‘It’s a known fact that Canadians aren’t considered adults until they serve a term in Broken Social Scene,’ says a fan on the indie rock group’s Facebook page. Broken Social Scene’s largeness is certainly something to simultaneously laugh at and be in awe of. The Toronto-based group, which includes anywhere from 6 to 19 members, eschews the term ‘band,’ preferring to call themselves a ‘music collective.’

At their April 20th show at Reno’s the Knitting Factory, Broken Social Scene kept their number modest with a max of 10 musicians onstage. It was strange to see them indoors — backed by the All to All Sebastien Sex Legs Grainger Remix cover image, a graphic mountain landscape — after catching them last at Wanderlust in Squaw Valley a few years ago, where their numbers and large sound was a perfect fit in the open air and real mountain backdrop.

Broken Social Scene is known for being experimental, so it was no surprise to catch hints of disco in ‘Hotel,’ what frontman and band cofounder Kevin Drew called their ‘dance number,’ and a ska beat in ‘Art House Director.’

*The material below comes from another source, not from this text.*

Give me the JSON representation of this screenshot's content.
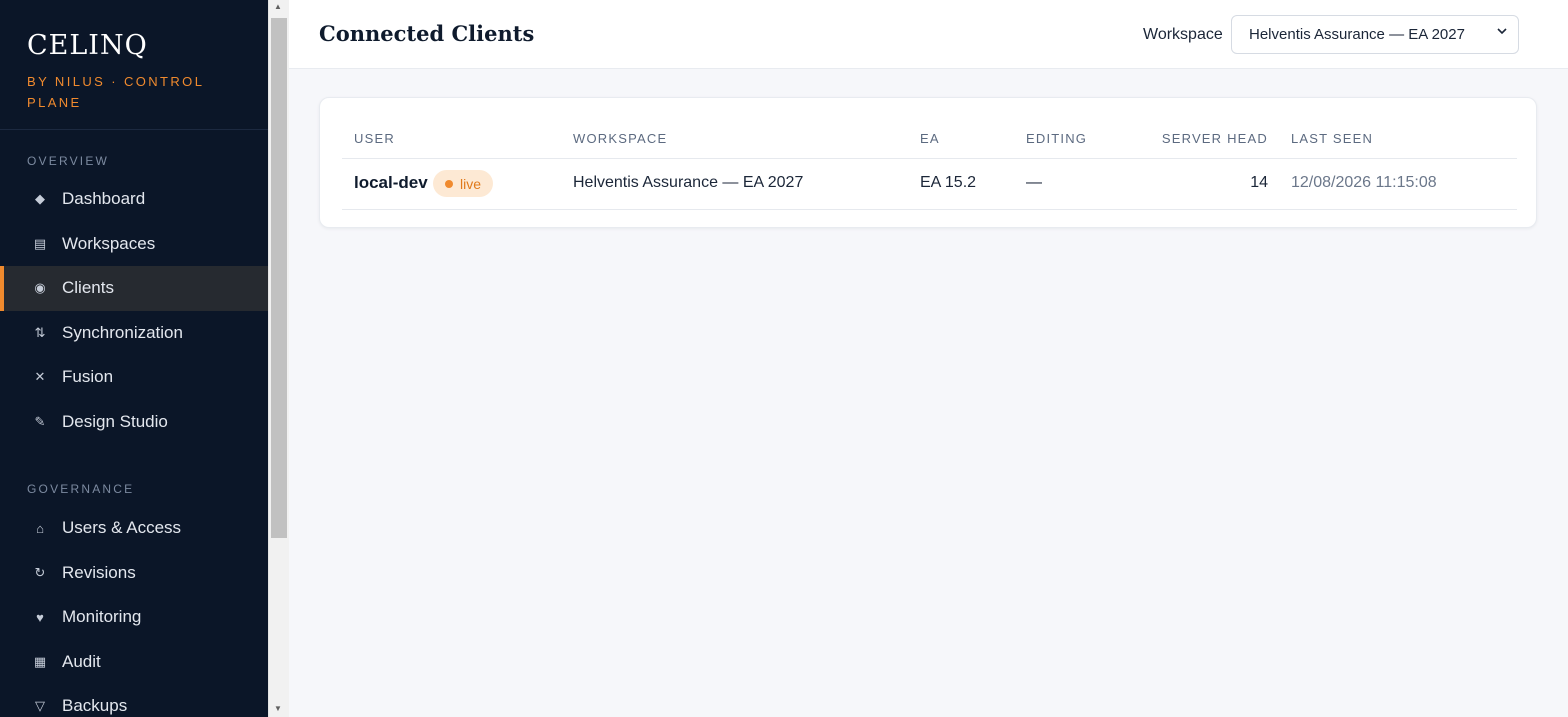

Tour frontwoman Lisa Lobsinger brought in the drama with her crazy hair, doll-like ensemble (dress over a poofed long sleeve shirt), and incredible, pitch-perfect voice, first on ‘7/4 (Shoreline),’ and most notably on ‘All to All,’ one of my favorite tracks on the group’s most recent album, ‘Forgiveness Rock Record.’ At times, it seemed the vocals were a bit drowned out. Or was it intentional? I could see her deliberately fading her strong vocals, slowly drowning them into the music. Still I craved that hollow echo of sound you hear throughout the ‘All to All’ studio track.

One of the most memorable parts of the show was all the interaction (especially from Drew), a facet missing from a lot of shyer indie bands. He gave the crowd some love, made fun of us, relished in one guy giving him the finger, told some dudes on the front row to ‘get their shit together,’ and then proceeded to interrupt his beautiful intro solo to ‘Lover’s Spit’ to sub in ad-libbed lyrics about the hecklers.

Guitarist and band cofounder Brendan Canning had a mouth on him too. ‘Wow, the Freebird joke still gets laughs,’ he said smiling after a slew of audience requests.

Broken Social Scene was unpredictable, stopping and starting the instrumental, horn-heavy ‘Meet Me in the Basement’ three times, in what felt like a grand finale, to only follow it with more, including a cover of Modest Mouse’s ‘The World at Large.’ The real finale came with the band’s founders taking the stage alone: Drew on drums, Canning on guitar, in a fun, unbridled jam.